As a natural result, perhaps, greater attention soon came to be paid to the management and care of horses, to feeding and exercising them, so that probably the owners of the thoroughbreds of those days had begun to realise, as they do not appear to have done before, that a horse's working years may be considerably prolonged if he be fed carefully and exercised regularly.
Indeed the crass ignorance that until about this time had prevailed with regard to the treatment of sick horses comes near to being ludicrous. Superstition, as we know, was rampant in connection with the curing of suffering humanity, and various forms of superstition extended in a great measure to the treatment of animals that were out of health.
Thus we read of horses supposed to be possessed by evil spirits, when what they probably were suffering from was an attack of simple staggers; of witches being consulted when a horse went lame, and paid liberally for their grotesque advice, and so on to the end.
That horses so often went lame at about this period was due probably to the ignorance of many of the farriers of the very rudiments of practical farriery.
In Ireland, possibly also in parts of England, a horse with what is called to-day a “wall” eye was looked upon as a harbinger of evil, and deemed likely to bring bad luck, especially upon the family and relatives of the man who owned it; while any man so “ill-advised” as to breed a fearsome creature of this kind often was afterwards glanced at askance by persons who before he had numbered amongst his friends.
Then there existed also a superstitious belief in connection with a horse with a white hoof, but what this particular superstition was I have not been able to discover. Apparently the owner of a horse so marked was glad enough to get rid of it for a sum much below its true worth, and generally he deemed himself fortunate if able to sell such a horse at all.
An instance is on record of a weakly foal being left out all night in a snowstorm as a superstitious test. We are told that it died of exposure, and that its owner at once thanked God for His mercy in having taken from him a creature born with an evil spirit, the inference being that but for the alleged evil spirit the little foal would have been able to withstand the rigour of the blizzard and the intense cold.

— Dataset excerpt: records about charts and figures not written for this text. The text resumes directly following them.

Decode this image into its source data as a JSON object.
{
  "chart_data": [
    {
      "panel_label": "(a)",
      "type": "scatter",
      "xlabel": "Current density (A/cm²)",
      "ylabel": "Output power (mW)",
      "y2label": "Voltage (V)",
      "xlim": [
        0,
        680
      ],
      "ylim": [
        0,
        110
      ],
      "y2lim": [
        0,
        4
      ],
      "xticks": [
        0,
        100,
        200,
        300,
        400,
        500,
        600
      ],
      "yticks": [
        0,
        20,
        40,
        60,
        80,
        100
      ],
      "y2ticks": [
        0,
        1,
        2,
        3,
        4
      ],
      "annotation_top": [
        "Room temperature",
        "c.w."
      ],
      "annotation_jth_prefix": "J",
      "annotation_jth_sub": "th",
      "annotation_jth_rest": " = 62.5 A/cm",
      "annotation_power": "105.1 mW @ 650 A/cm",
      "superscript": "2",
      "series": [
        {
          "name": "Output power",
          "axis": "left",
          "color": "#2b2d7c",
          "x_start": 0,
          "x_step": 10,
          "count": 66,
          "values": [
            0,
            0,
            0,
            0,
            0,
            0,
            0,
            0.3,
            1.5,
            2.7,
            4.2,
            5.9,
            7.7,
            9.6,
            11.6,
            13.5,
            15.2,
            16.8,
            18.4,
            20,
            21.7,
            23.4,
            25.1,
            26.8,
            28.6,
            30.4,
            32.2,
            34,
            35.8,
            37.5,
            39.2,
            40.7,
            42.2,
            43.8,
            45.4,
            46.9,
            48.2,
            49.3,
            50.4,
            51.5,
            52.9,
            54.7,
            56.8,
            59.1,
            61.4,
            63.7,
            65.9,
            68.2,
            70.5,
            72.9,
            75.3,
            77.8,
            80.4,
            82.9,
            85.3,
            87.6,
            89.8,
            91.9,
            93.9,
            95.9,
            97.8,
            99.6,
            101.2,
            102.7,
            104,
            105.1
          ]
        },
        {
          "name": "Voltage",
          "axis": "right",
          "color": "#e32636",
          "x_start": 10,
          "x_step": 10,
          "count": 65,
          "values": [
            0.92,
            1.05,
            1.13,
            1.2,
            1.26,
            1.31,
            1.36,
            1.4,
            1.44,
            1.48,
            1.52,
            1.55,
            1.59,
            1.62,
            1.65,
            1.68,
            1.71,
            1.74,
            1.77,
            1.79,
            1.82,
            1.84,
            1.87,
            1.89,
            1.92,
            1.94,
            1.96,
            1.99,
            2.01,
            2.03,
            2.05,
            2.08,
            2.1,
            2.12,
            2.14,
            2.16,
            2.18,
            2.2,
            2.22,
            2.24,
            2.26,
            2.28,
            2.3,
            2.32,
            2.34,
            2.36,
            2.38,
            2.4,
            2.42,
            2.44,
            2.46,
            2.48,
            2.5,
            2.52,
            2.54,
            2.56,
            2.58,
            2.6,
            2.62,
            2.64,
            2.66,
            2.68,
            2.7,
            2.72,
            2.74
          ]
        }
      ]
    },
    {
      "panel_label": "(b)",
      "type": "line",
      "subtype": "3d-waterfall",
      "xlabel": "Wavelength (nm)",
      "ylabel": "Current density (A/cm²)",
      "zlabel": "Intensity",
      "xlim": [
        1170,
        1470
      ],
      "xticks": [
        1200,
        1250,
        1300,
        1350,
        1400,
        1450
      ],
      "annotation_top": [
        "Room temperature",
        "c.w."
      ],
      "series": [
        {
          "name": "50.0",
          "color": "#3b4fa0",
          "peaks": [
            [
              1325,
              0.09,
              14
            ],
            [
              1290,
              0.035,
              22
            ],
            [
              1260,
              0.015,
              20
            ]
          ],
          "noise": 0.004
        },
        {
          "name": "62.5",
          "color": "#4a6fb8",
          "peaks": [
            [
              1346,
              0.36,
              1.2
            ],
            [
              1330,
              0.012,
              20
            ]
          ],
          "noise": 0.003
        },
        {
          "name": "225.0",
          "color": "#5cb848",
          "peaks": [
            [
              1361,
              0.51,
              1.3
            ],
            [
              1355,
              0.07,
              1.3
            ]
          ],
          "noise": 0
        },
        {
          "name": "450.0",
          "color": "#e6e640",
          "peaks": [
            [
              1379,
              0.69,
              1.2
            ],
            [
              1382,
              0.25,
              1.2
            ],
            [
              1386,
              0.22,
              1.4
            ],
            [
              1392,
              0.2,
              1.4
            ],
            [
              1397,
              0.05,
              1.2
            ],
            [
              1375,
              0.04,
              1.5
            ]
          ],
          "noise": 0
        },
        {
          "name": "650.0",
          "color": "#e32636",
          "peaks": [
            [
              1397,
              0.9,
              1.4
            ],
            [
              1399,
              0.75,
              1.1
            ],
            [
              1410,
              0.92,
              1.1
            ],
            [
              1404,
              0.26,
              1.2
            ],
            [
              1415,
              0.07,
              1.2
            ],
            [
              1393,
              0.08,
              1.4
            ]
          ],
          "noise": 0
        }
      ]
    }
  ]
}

Stolen horses in particular were believed to possess a supernatural power that would enable them to find their way home to their rightful masters if they succeeded in escaping from the thief. But plenty of horses, as we know, are to-day able to find their way home from a long way off, horses that have not necessarily been stolen.
In justice let it be said that James laughed to scorn the majority of these superstitious beliefs. This is strange, for in some respects he must have been almost as superstitious as many of his courtiers—and for that matter as the great bulk of his subjects.